At the same time that Washington Post reporters are allegedly calling each other “cocksucker” and brawling in the newsroom, a former minor league hockey player and columnist for USA Today is calling for the end of homophobic taunts. It’s not clear what he thinks about brawling.

Justin Bourne, who writes a hockey column for USA Today and also has his own blog, offers a “real guy” column on why using anti-gay epithets in hockey is bad for the sport and why he regrets that he’s done it in the past.

In my days as a hockey player, I did nothing but contribute to hockey’s culture of homophobia and prejudice against gays. I used gay slurs more times than I’d like to admit. Six months after I left my last professional locker room, I felt a twinge of regret, followed by a full-out, stomach punch of regret. And by the time I finished the first draft of this column, I was disgusted with myself.
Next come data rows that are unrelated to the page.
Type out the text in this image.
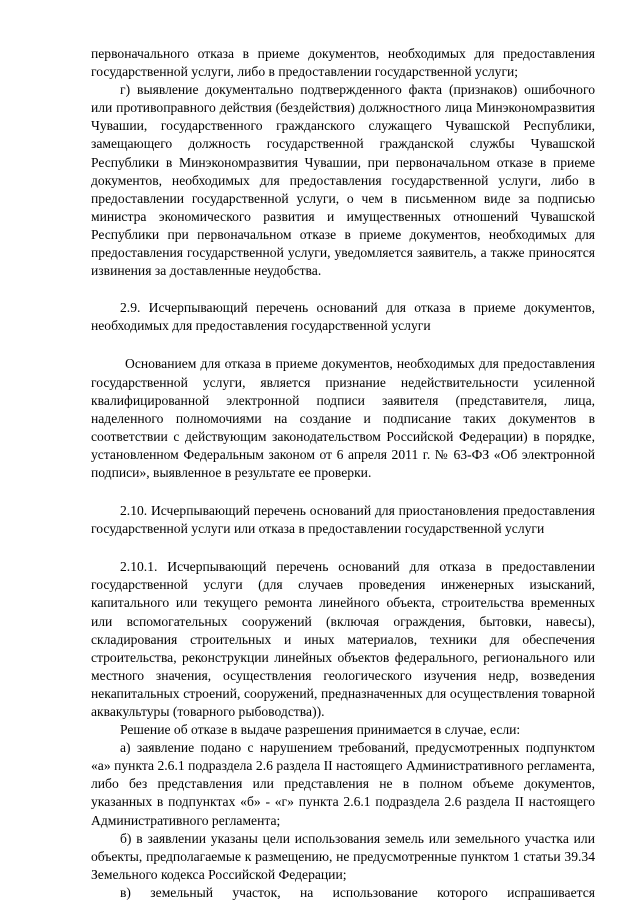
первоначального отказа в приеме документов, необходимых для предоставления государственной услуги, либо в предоставлении государственной услуги;

г) выявление документально подтвержденного факта (признаков) ошибочного или противоправного действия (бездействия) должностного лица Минэкономразвития Чувашии, государственного гражданского служащего Чувашской Республики, замещающего должность государственной гражданской службы Чувашской Республики в Минэкономразвития Чувашии, при первоначальном отказе в приеме документов, необходимых для предоставления государственной услуги, либо в предоставлении государственной услуги, о чем в письменном виде за подписью министра экономического развития и имущественных отношений Чувашской Республики при первоначальном отказе в приеме документов, необходимых для предоставления государственной услуги, уведомляется заявитель, а также приносятся извинения за доставленные неудобства.

2.9. Исчерпывающий перечень оснований для отказа в приеме документов, необходимых для предоставления государственной услуги

Основанием для отказа в приеме документов, необходимых для предоставления государственной услуги, является признание недействительности усиленной квалифицированной электронной подписи заявителя (представителя, лица, наделенного полномочиями на создание и подписание таких документов в соответствии с действующим законодательством Российской Федерации) в порядке, установленном Федеральным законом от 6 апреля 2011 г. № 63-ФЗ «Об электронной подписи», выявленное в результате ее проверки.

2.10. Исчерпывающий перечень оснований для приостановления предоставления государственной услуги или отказа в предоставлении государственной услуги

2.10.1. Исчерпывающий перечень оснований для отказа в предоставлении государственной услуги (для случаев проведения инженерных изысканий, капитального или текущего ремонта линейного объекта, строительства временных или вспомогательных сооружений (включая ограждения, бытовки, навесы), складирования строительных и иных материалов, техники для обеспечения строительства, реконструкции линейных объектов федерального, регионального или местного значения, осуществления геологического изучения недр, возведения некапитальных строений, сооружений, предназначенных для осуществления товарной аквакультуры (товарного рыбоводства)).

Решение об отказе в выдаче разрешения принимается в случае, если:

а) заявление подано с нарушением требований, предусмотренных подпунктом «а» пункта 2.6.1 подраздела 2.6 раздела II настоящего Административного регламента, либо без представления или представления не в полном объеме документов, указанных в подпунктах «б» - «г» пункта 2.6.1 подраздела 2.6 раздела II настоящего Административного регламента;

б) в заявлении указаны цели использования земель или земельного участка или объекты, предполагаемые к размещению, не предусмотренные пунктом 1 статьи 39.34 Земельного кодекса Российской Федерации;

в) земельный участок, на использование которого испрашивается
At the time, it seemed harmless. After all – when you think about the NHL, AHL, ECHL and more, can you call to memory a single open homosexual among them? There was nobody in my team’s dressing room to offend, right?

The lack of a homosexual presence in hockey must mean one of two things: either homosexual men don’t play the game or they don’t feel comfortable admitting it — in which case I, and my brethren, were offending some teammates with our close-mindedness, and furthering what must have been unsettled feelings of fear and general exclusion.

It’s a great column because Bourne writes in a raw, personal style. You get a sense that he doesn’t have a larger political agenda and probably isn’t terribly “politically correct,” yet he gets why anti-gay epithets in hockey are bad for the sport.

We’ve somehow made something totally irrelevant to hockey performance – sexual preference – such an issue that every gay player has been forced to conclude that their private life is something best hidden.

Hey, hockey players: not knowing doesn’t change the reality that there are gay men in the professional ranks today.

And maybe it’s not many, because we’ve driven so many away; players who didn’t want to be teased, shunned, and worse, a target for on-ice violence. Who knows how many great players hung up their skates in favor of some lesser talent, strictly to find acceptance and peace of mind.